The benefit of pooling are:

Reduce the dimensionality of the neural network

Maintain rotational/position invariance, i.e. the image can be detected if its position is changed or it is rotated.
Attention Networks
Companies: Amazon, Microsoft
Difficulty: Hard
Frequency: Medium
Question
Can you explain attention networks? What is selfattention?
Answer
In neural networks, inputs pass through a hidden layer and then an activation function is applied to return the output of this layer. For deep networks, this output now becomes the input in the next hidden layer. This linear flow is how many vanilla neural network architectures work. However, for attention models, if attention is used at a layer then this layer looks at previous layers to possibly use their activations. Selfattention looks at the inputs from the same layer rather than previous layers.
To better understand this difference, you can think of translating a sentence, you can apply selfattention to better understand the lexical patterns between words in a single language's sentence. If you use attention, then it will try to model the patterns between the two different sentences. As a result, attention networks tend to be used in encoderdecoder models while selfattention is useful in transformer architectures.
BERT
Companies: Amzon
Difficulty: Hard
Frequency: Low
Question
Can you explain the basis of BERT?
Answer
BERT is an architecture that is made up of multiple stacked encoders.
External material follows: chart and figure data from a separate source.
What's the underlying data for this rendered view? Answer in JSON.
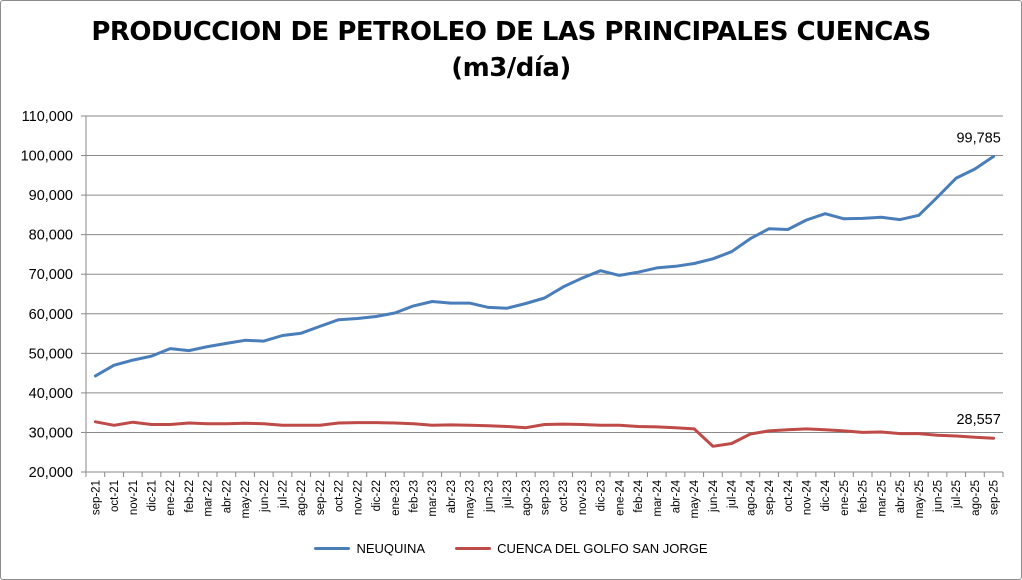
{
  "chart_data": {
    "type": "line",
    "title_line1": "PRODUCCION DE PETROLEO DE LAS PRINCIPALES CUENCAS",
    "title_line2": "(m3/día)",
    "xlabel": "",
    "ylabel": "",
    "ylim": [
      20000,
      110000
    ],
    "ytick_step": 10000,
    "ytick_labels": [
      "20,000",
      "30,000",
      "40,000",
      "50,000",
      "60,000",
      "70,000",
      "80,000",
      "90,000",
      "100,000",
      "110,000"
    ],
    "grid": true,
    "legend_position": "bottom",
    "categories": [
      "sep-21",
      "oct-21",
      "nov-21",
      "dic-21",
      "ene-22",
      "feb-22",
      "mar-22",
      "abr-22",
      "may-22",
      "jun-22",
      "jul-22",
      "ago-22",
      "sep-22",
      "oct-22",
      "nov-22",
      "dic-22",
      "ene-23",
      "feb-23",
      "mar-23",
      "abr-23",
      "may-23",
      "jun-23",
      "jul-23",
      "ago-23",
      "sep-23",
      "oct-23",
      "nov-23",
      "dic-23",
      "ene-24",
      "feb-24",
      "mar-24",
      "abr-24",
      "may-24",
      "jun-24",
      "jul-24",
      "ago-24",
      "sep-24",
      "oct-24",
      "nov-24",
      "dic-24",
      "ene-25",
      "feb-25",
      "mar-25",
      "abr-25",
      "may-25",
      "jun-25",
      "jul-25",
      "ago-25",
      "sep-25"
    ],
    "series": [
      {
        "name": "NEUQUINA",
        "color": "#4a7ebb",
        "end_label": "99,785",
        "values": [
          44300,
          47000,
          48300,
          49300,
          51200,
          50700,
          51700,
          52500,
          53300,
          53100,
          54500,
          55100,
          56800,
          58500,
          58800,
          59300,
          60200,
          62000,
          63100,
          62700,
          62700,
          61600,
          61400,
          62600,
          64000,
          66800,
          69000,
          70900,
          69700,
          70500,
          71600,
          72000,
          72700,
          73900,
          75700,
          79000,
          81500,
          81300,
          83700,
          85300,
          84000,
          84100,
          84400,
          83800,
          84900,
          89500,
          94300,
          96600,
          99785
        ]
      },
      {
        "name": "CUENCA DEL GOLFO SAN JORGE",
        "color": "#be4b48",
        "end_label": "28,557",
        "values": [
          32700,
          31800,
          32600,
          32000,
          32000,
          32400,
          32200,
          32200,
          32300,
          32200,
          31800,
          31800,
          31800,
          32400,
          32500,
          32500,
          32400,
          32200,
          31800,
          31900,
          31800,
          31700,
          31500,
          31200,
          32000,
          32100,
          32000,
          31800,
          31800,
          31500,
          31400,
          31200,
          30900,
          26500,
          27200,
          29600,
          30400,
          30700,
          30900,
          30700,
          30400,
          30000,
          30100,
          29700,
          29700,
          29300,
          29100,
          28800,
          28557
        ]
      }
    ]
  }
}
In order to train this model, the data is processed by combing three embeddings: position, segment and token/word. The input is created by summing these three embeddings.
BERT is then pretrained on two unsupervised tasks, this means that we can use a lot of data since it does not have to be labelled:

Masked Language Modeling: the model is trained in a bidirectional matter, i.e., the model captures patterns from the sentence using the right context of a masked word (we want to predict this masked word) and the left context of the masked word.

Next Sentence Prediction: we train the model to be able to determine when given two sentences, A and B, is B the actual next sentence.
Loss Functions
Companies: Amazon
Difficulty: Easy
Frequency: Medium
Question
What is a loss function? What is a cost function?
Answer
A loss function is calculated for a single training example. A cost function, on the other hand, is the average loss over the entire training dataset. Some examples of loss functions are Mean Square Error, Mean Absolute Error, Hinge Loss, CrossEntropy Loss.